How can I adjust this recipe to be for fewer people?
This recipe scales down well. Simply reduce the meat and vegetables proportionally and use a smaller pot or slow cooker insert. Adjust cooking time slightly as smaller roasts may cook faster, but keep an eye on tenderness.
Final Thoughts
The Classic Sunday Pot Roast Recipe is more than just a meal; it’s a warm embrace after a long week, a way to gather loved ones around the table and savor every moment together. Every step from searing that beautiful chuck roast to slow cooking in fragrant broth is worth the delicious payoff. Trust me, once you try this recipe, it will become your go-to tradition for Sundays and any day you crave a hearty, satisfying feast full of love and comfort.
Print
Classic Sunday Pot Roast Recipe
- Prep Time: 20 minutes
- Cook Time: 3 hours 15 minutes
- Total Time: 3 hours 35 minutes
- Yield: 6 servings
- Category: Main Course
- Method: Braising
- Cuisine: American
- Diet: Gluten Free
Description
This Classic Sunday Pot Roast is a comforting and hearty dish featuring a tender chuck roast slowly braised with aromatic vegetables and rich seasonings. Perfect for a family dinner, the roast is seared to develop deep flavors, then cooked low and slow with carrots, celery, potatoes, and a savory broth enhanced by red wine and herbs. The result is a mouthwatering main course with melt-in-your-mouth beef and a luscious gravy that embodies traditional American home cooking.
Ingredients
Meat
- 3–4 pound chuck roast
Vegetables
- 1 large yellow onion, sliced
- 4 garlic cloves, minced
- 4 carrots, peeled and cut into chunks
- 3 celery stalks, cut into chunks
- 1 1/2 pounds baby potatoes
Liquids & Sauces
- 2 tablespoons olive oil
- 2 cups beef broth
- 1 cup dry red wine (optional, or substitute with more broth)

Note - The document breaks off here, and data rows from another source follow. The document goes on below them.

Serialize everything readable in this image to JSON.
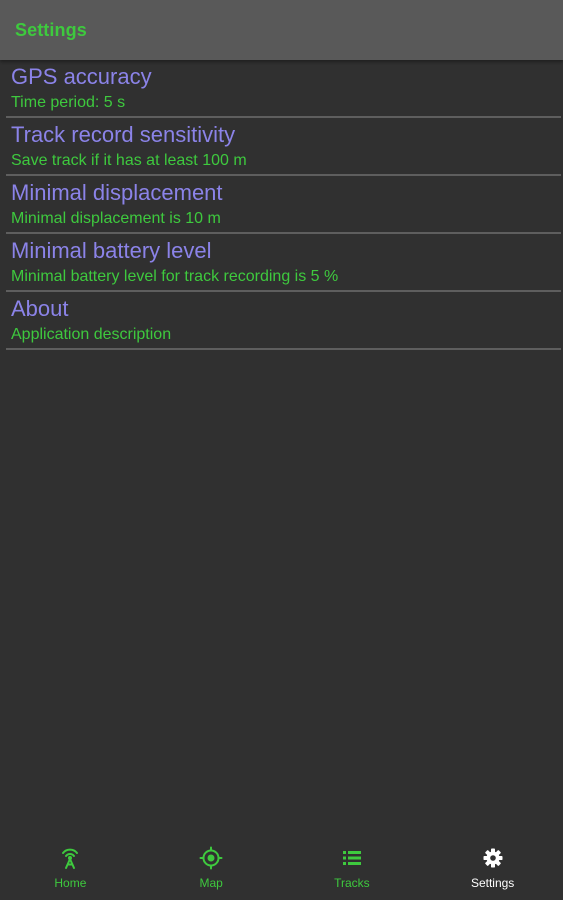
{
  "app_bar": {
    "title": "Settings"
  },
  "settings": [
    {
      "title": "GPS accuracy",
      "summary": "Time period: 5 s"
    },
    {
      "title": "Track record sensitivity",
      "summary": "Save track if it has at least 100 m"
    },
    {
      "title": "Minimal displacement",
      "summary": "Minimal displacement is 10 m"
    },
    {
      "title": "Minimal battery level",
      "summary": "Minimal battery level for track recording is 5 %"
    },
    {
      "title": "About",
      "summary": "Application description"
    }
  ],
  "bottom_nav": {
    "items": [
      {
        "label": "Home",
        "icon": "antenna-icon",
        "active": false
      },
      {
        "label": "Map",
        "icon": "location-target-icon",
        "active": false
      },
      {
        "label": "Tracks",
        "icon": "list-icon",
        "active": false
      },
      {
        "label": "Settings",
        "icon": "gear-icon",
        "active": true
      }
    ]
  },
  "colors": {
    "background": "#303030",
    "app_bar": "#595959",
    "accent_green": "#3ec93e",
    "title_purple": "#8b83e8",
    "divider": "#5e5e5e",
    "active_label": "#ffffff"
  }
}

- 2 tablespoons tomato paste
- 1 tablespoon Worcestershire sauce
Seasonings & Herbs
- 2 teaspoons salt
- 1 teaspoon black pepper
- 1 teaspoon dried thyme
- 1 teaspoon dried rosemary
- 2 bay leaves
Instructions
- Prepare and Season: Preheat the oven to 300°F (150°C). Pat the chuck roast dry with paper towels to remove excess moisture and then season generously on all sides with salt and black pepper to enhance the flavor of the meat.

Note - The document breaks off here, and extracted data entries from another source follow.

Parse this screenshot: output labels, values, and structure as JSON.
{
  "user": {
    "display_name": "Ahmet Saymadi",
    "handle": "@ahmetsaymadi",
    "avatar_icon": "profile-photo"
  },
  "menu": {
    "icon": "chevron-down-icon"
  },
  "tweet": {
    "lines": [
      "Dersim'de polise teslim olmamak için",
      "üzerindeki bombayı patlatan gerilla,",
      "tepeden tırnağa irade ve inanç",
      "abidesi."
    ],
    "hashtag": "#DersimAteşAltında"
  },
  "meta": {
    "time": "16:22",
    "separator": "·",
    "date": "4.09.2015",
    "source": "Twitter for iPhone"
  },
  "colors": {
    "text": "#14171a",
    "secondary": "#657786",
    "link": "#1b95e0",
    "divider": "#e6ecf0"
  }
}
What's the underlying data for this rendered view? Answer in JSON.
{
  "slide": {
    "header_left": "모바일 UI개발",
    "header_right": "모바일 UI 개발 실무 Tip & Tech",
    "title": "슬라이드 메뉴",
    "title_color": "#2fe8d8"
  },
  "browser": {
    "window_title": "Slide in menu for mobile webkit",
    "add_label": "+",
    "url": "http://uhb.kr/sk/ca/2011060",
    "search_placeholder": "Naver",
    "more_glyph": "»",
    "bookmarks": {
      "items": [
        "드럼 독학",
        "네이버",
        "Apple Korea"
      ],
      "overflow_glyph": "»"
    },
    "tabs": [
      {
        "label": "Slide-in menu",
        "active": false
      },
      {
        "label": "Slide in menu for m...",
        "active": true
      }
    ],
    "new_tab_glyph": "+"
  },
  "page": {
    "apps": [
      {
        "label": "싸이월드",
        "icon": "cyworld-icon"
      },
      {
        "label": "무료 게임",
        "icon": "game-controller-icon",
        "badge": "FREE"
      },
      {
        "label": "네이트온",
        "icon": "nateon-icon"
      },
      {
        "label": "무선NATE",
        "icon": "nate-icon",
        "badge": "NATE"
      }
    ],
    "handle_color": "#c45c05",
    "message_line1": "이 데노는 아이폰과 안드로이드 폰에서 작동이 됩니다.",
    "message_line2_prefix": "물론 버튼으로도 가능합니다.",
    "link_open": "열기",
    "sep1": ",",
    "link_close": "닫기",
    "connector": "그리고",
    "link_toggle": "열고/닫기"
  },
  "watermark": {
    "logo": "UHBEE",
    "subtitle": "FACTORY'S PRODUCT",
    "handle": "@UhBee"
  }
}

- Sear the Roast: Heat olive oil in a large Dutch oven or heavy oven-safe pot over medium-high heat. Once hot, sear the chuck roast on all sides, about 4–5 minutes per side, until a deep golden-brown crust forms. This step locks in the juices and builds flavor.
- Sauté Aromatics: Remove the roast and set aside. Add the sliced onions and minced garlic to the pot and sauté for 2–3 minutes until fragrant and softened, stirring occasionally to prevent burning.

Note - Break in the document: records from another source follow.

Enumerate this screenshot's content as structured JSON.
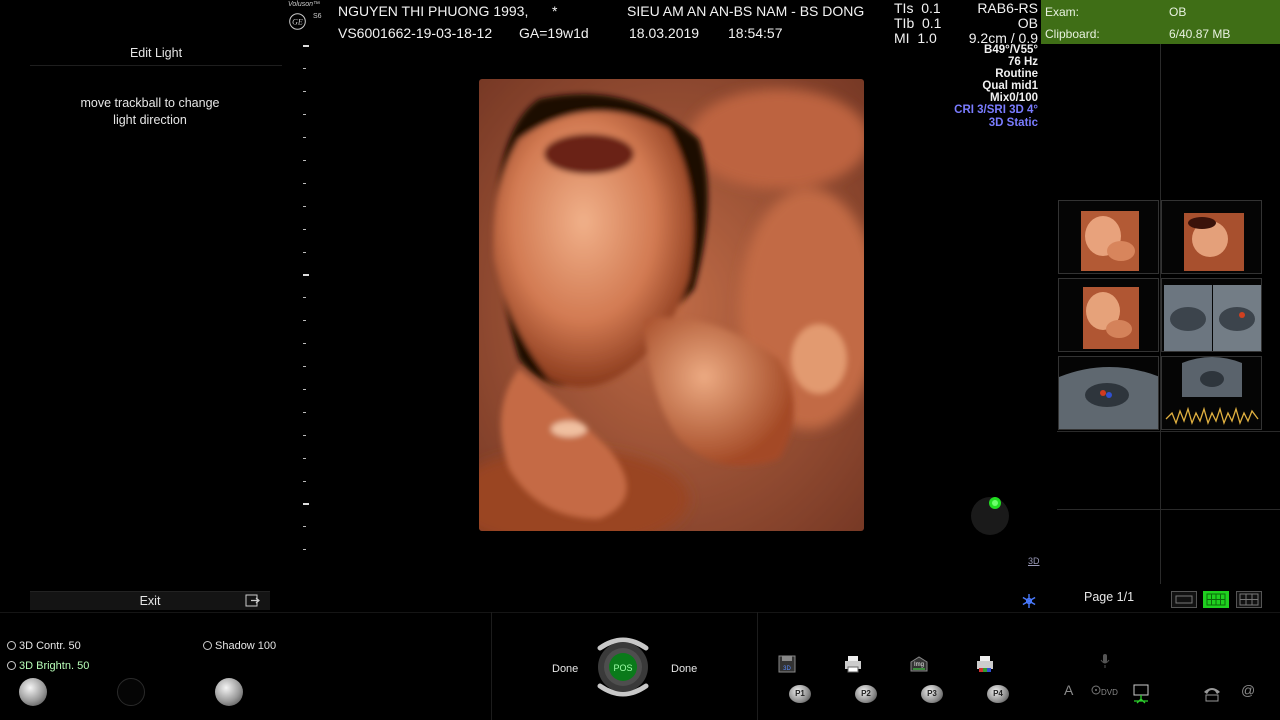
{
  "logo": {
    "brand": "Voluson™",
    "model": "S6"
  },
  "header": {
    "patient_name": "NGUYEN THI PHUONG 1993,",
    "patient_marker": "*",
    "exam_id": "VS6001662-19-03-18-12",
    "ga": "GA=19w1d",
    "institution": "SIEU AM AN AN-BS NAM - BS DONG",
    "date": "18.03.2019",
    "time": "18:54:57",
    "tis": "TIs  0.1",
    "tib": "TIb  0.1",
    "mi": "MI  1.0",
    "probe": "RAB6-RS",
    "app": "OB",
    "depth": "9.2cm / 0.9"
  },
  "params": [
    "B49°/V55°",
    "76 Hz",
    "Routine",
    "Qual mid1",
    "Mix0/100"
  ],
  "params_accent": [
    "CRI 3/SRI 3D 4°",
    "3D Static"
  ],
  "exam_info": {
    "exam_label": "Exam:",
    "exam_value": "OB",
    "clipboard_label": "Clipboard:",
    "clipboard_value": "6/40.87 MB"
  },
  "left_panel": {
    "title": "Edit Light",
    "help_line1": "move trackball to change",
    "help_line2": "light direction",
    "exit_label": "Exit"
  },
  "view_label_3d": "3D",
  "clipboard": {
    "page_label": "Page 1/1"
  },
  "controls": {
    "contrast": "3D Contr. 50",
    "brightness": "3D Brightn. 50",
    "shadow": "Shadow 100",
    "pos_label": "POS",
    "done_left": "Done",
    "done_right": "Done",
    "p1": "P1",
    "p2": "P2",
    "p3": "P3",
    "p4": "P4",
    "icon_3d": "3D",
    "icon_img": "Img",
    "letter_a": "A",
    "dvd": "DVD",
    "at": "@"
  },
  "colors": {
    "accent_green": "#1fcf1f",
    "exam_bar": "#3f6e16",
    "param_accent": "#7a7cff",
    "tissue": "#c8643f"
  }
}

- Deglaze the Pot: Stir in the tomato paste to coat the aromatics, then pour in the red wine (or additional beef broth if not using wine). Scrape up any browned bits stuck to the bottom of the pot with a wooden spoon; these add depth to the sauce.
- Combine Ingredients for Braising: Return the seared roast to the pot. Arrange the carrots, celery, and baby potatoes around the roast. Pour in the beef broth and Worcestershire sauce. Sprinkle in dried thyme, rosemary, and add the bay leaves for herbal fragrance.
- Braise in the Oven: Cover the pot tightly with its lid and transfer it to the preheated oven. Cook the roast for 3 to 3.5 hours, or until the meat is fork-tender and can be easily shredded with a fork.
- Finish and Rest: Carefully remove the pot from the oven. Take out and discard the bay leaves. Let the roast rest for 10 minutes before slicing or shredding to allow the juices to redistribute for optimal moistness.
Notes
- For a thicker gravy, remove the meat and vegetables from the pot and simmer the remaining liquid on the stovetop until it reduces to your desired consistency, or whisk in a slurry made from cornstarch and water and cook until thickened.
- Leftover pot roast makes delicious sandwiches, and you can also freeze portions for easy meals later.